DOD presses for personnel flexibilities

DOD's legislative proposal

Defense Department officials are pushing ahead with their proposal to overhaul the department's civilian personnel system.

In a legislative package sent to Capitol Hill April 11, DOD proposed to transform how its civilian employees are hired, paid and managed. The existing system was "organized for a world that no longer exists," said David Chu, undersecretary of Defense for personnel and readiness.

DOD plans to use the Homeland Security Department (DHS) as a template in creating a new National Security Personnel System, he said. DHS was granted broad personnel flexibilities but has only just begun to develop its departmentwide human resources system.

DOD, however, is off to a good start, Chu said. It wants to expand across the department some programs it has tested, such as pay banding.

The department's plan is to link pay to performance. DOD officials want to ensure that top performers receive the bulk of the bonuses and that employees who don't perform do not receive an annual increase.

It also wants to turn over to its civilian workforce jobs that are being performed by about 300,000 military personnel. Managers cannot get the flexibility they need from the existing personnel system, Chu said April 22 at an event hosted by the IBM Corp. Endowment for the Business of Government. It's unclear how many of these jobs might be outsourced to a contractor.

Ultimately, DOD's goal is to have a single personnel system.
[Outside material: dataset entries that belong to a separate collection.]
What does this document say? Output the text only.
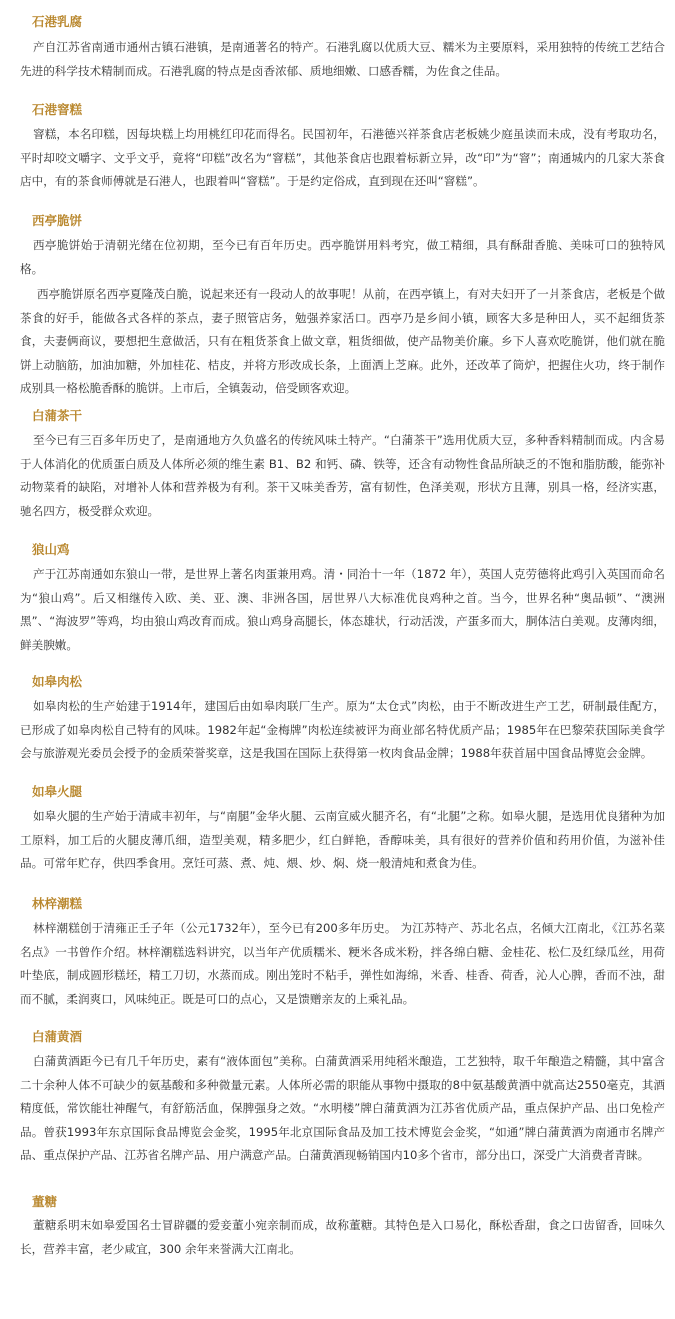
石港乳腐

产自江苏省南通市通州古镇石港镇，是南通著名的特产。石港乳腐以优质大豆、糯米为主要原料，采用独特的传统工艺结合先进的科学技术精制而成。石港乳腐的特点是卤香浓郁、质地细嫩、口感香糯，为佐食之佳品。

石港窨糕

窨糕，本名印糕，因每块糕上均用桃红印花而得名。民国初年，石港德兴祥茶食店老板姚少庭虽读而未成，没有考取功名，平时却咬文嚼字、文乎文乎，竟将“印糕”改名为“窨糕”，其他茶食店也跟着标新立异，改“印”为“窨”；南通城内的几家大茶食店中，有的茶食师傅就是石港人，也跟着叫“窨糕”。于是约定俗成，直到现在还叫“窨糕”。

西亭脆饼

西亭脆饼始于清朝光绪在位初期，至今已有百年历史。西亭脆饼用料考究，做工精细，具有酥甜香脆、美味可口的独特风格。

西亭脆饼原名西亭夏隆茂白脆，说起来还有一段动人的故事呢！从前，在西亭镇上，有对夫妇开了一爿茶食店，老板是个做茶食的好手，能做各式各样的茶点，妻子照管店务，勉强养家活口。西亭乃是乡间小镇，顾客大多是种田人，买不起细货茶食，夫妻俩商议，要想把生意做活，只有在粗货茶食上做文章，粗货细做，使产品物美价廉。乡下人喜欢吃脆饼，他们就在脆饼上动脑筋，加油加糖，外加桂花、桔皮，并将方形改成长条，上面洒上芝麻。此外，还改革了筒炉，把握住火功，终于制作成别具一格松脆香酥的脆饼。上市后，全镇轰动，倍受顾客欢迎。

白蒲茶干

至今已有三百多年历史了，是南通地方久负盛名的传统风味土特产。“白蒲茶干”选用优质大豆，多种香料精制而成。内含易于人体消化的优质蛋白质及人体所必须的维生素 B1、B2 和钙、磷、铁等，还含有动物性食品所缺乏的不饱和脂肪酸，能弥补动物菜肴的缺陷，对增补人体和营养极为有利。茶干又味美香芳，富有韧性，色泽美观，形状方且薄，别具一格，经济实惠，驰名四方，极受群众欢迎。

狼山鸡

产于江苏南通如东狼山一带，是世界上著名肉蛋兼用鸡。清・同治十一年（1872 年），英国人克劳德将此鸡引入英国而命名为“狼山鸡”。后又相继传入欧、美、亚、澳、非洲各国，居世界八大标准优良鸡种之首。当今，世界名种“奥品顿”、“澳洲黑”、“海波罗”等鸡，均由狼山鸡改育而成。狼山鸡身高腿长，体态雄状，行动活泼，产蛋多而大，胴体洁白美观。皮薄肉细，鲜美腴嫩。

如皋肉松

如皋肉松的生产始建于1914年，建国后由如皋肉联厂生产。原为“太仓式”肉松，由于不断改进生产工艺，研制最佳配方，已形成了如皋肉松自己特有的风味。1982年起“金梅牌”肉松连续被评为商业部名特优质产品；1985年在巴黎荣获国际美食学会与旅游观光委员会授予的金质荣誉奖章，这是我国在国际上获得第一枚肉食品金牌；1988年获首届中国食品博览会金牌。

如皋火腿

如皋火腿的生产始于清咸丰初年，与“南腿”金华火腿、云南宣威火腿齐名，有“北腿”之称。如皋火腿，是选用优良猪种为加工原料，加工后的火腿皮薄爪细，造型美观，精多肥少，红白鲜艳，香醇味美，具有很好的营养价值和药用价值，为滋补佳品。可常年贮存，供四季食用。烹饪可蒸、煮、炖、煨、炒、焖、烧一般清炖和煮食为佳。

林梓潮糕

林梓潮糕创于清雍正壬子年（公元1732年），至今已有200多年历史。 为江苏特产、苏北名点，名倾大江南北，《江苏名菜名点》一书曾作介绍。林梓潮糕选料讲究，以当年产优质糯米、粳米各成米粉，拌各绵白糖、金桂花、松仁及红绿瓜丝，用荷叶垫底，制成圆形糕坯，精工刀切，水蒸而成。刚出笼时不粘手，弹性如海绵，米香、桂香、荷香，沁人心脾，香而不浊，甜而不腻，柔润爽口，风味纯正。既是可口的点心，又是馈赠亲友的上乘礼品。

白蒲黄酒

白蒲黄酒距今已有几千年历史，素有“液体面包”美称。白蒲黄酒采用纯稻米酿造，工艺独特，取千年酿造之精髓，其中富含二十余种人体不可缺少的氨基酸和多种微量元素。人体所必需的职能从事物中摄取的8中氨基酸黄酒中就高达2550毫克，其酒精度低，常饮能壮神醒气，有舒筋活血，保脾强身之效。“水明楼”牌白蒲黄酒为江苏省优质产品，重点保护产品、出口免检产品。曾获1993年东京国际食品博览会金奖，1995年北京国际食品及加工技术博览会金奖，“如通”牌白蒲黄酒为南通市名牌产品、重点保护产品、江苏省名牌产品、用户满意产品。白蒲黄酒现畅销国内10多个省市，部分出口，深受广大消费者青睐。

董糖

董糖系明末如皋爱国名士冒辟疆的爱妾董小宛亲制而成，故称董糖。其特色是入口易化，酥松香甜，食之口齿留香，回味久长，营养丰富，老少咸宜，300 余年来誉满大江南北。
Ginger Groeber, deputy undersecretary for civilian personnel policy at DOD, said that eventually the existing Defense Civilian Personnel Data System and the Defense Integrated Military Human Resources System, which is under development, "will meet as a single system."
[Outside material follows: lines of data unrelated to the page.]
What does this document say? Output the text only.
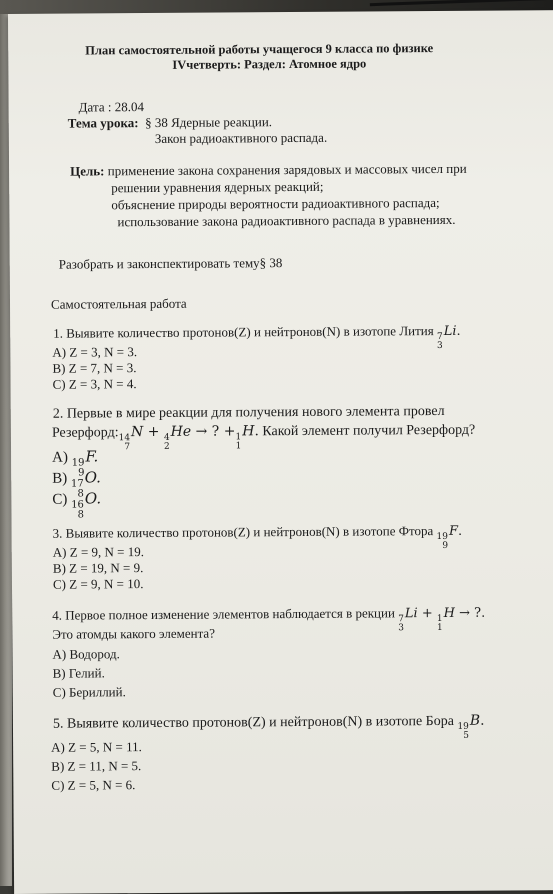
План самостоятельной работы учащегося 9 класса по физике
IVчетверть: Раздел: Атомное ядро
Дата : 28.04
Тема урока: § 38 Ядерные реакции.
Закон радиоактивного распада.
Цель: применение закона сохранения зарядовых и массовых чисел при
решении уравнения ядерных реакций;
объяснение природы вероятности радиоактивного распада;
использование закона радиоактивного распада в уравнениях.
Разобрать и законспектировать тему§ 38
Самостоятельная работа
1. Выявите количество протонов(Z) и нейтронов(N) в изотопе Лития 7
3
Li.
A) Z = 3, N = 3.
B) Z = 7, N = 3.
C) Z = 3, N = 4.
2. Первые в мире реакции для получения нового элемента провел
Резерфорд: 14
7
N + 4
2
He → ? + 1
1
H. Какой элемент получил Резерфорд?
A) 19
9
F.
B) 17
8
O.
C) 16
8
O.
3. Выявите количество протонов(Z) и нейтронов(N) в изотопе Фтора 19
9
F.
A) Z = 9, N = 19.
B) Z = 19, N = 9.
C) Z = 9, N = 10.
4. Первое полное изменение элементов наблюдается в рекции 7
3
Li + 1
1
H → ?.
Это атомды какого элемента?
A) Водород.
B) Гелий.
C) Бериллий.
5. Выявите количество протонов(Z) и нейтронов(N) в изотопе Бора 19
5
B.
A) Z = 5, N = 11.
B) Z = 11, N = 5.
C) Z = 5, N = 6.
Other highlights of the DOD proposal include:

* Establish minimum qualification requirements and standards for acquisition, technology and logistics positions, and designate career paths for them.

* Establish an Acquisition Corps.

* Establish universal pay banding for five career groups.

* Bargain with employee unions at the national level instead of the local level.

* Offer voluntary separation incentive pay and early retirement.

* Hire Americans older than 55 who would maintain their retirement benefits.

* Hire experts for up to five years.

* Offer overseas pay and benefits for certain civilian employees working outside the country.

* Hire someone on the spot for hard-to-fill positions.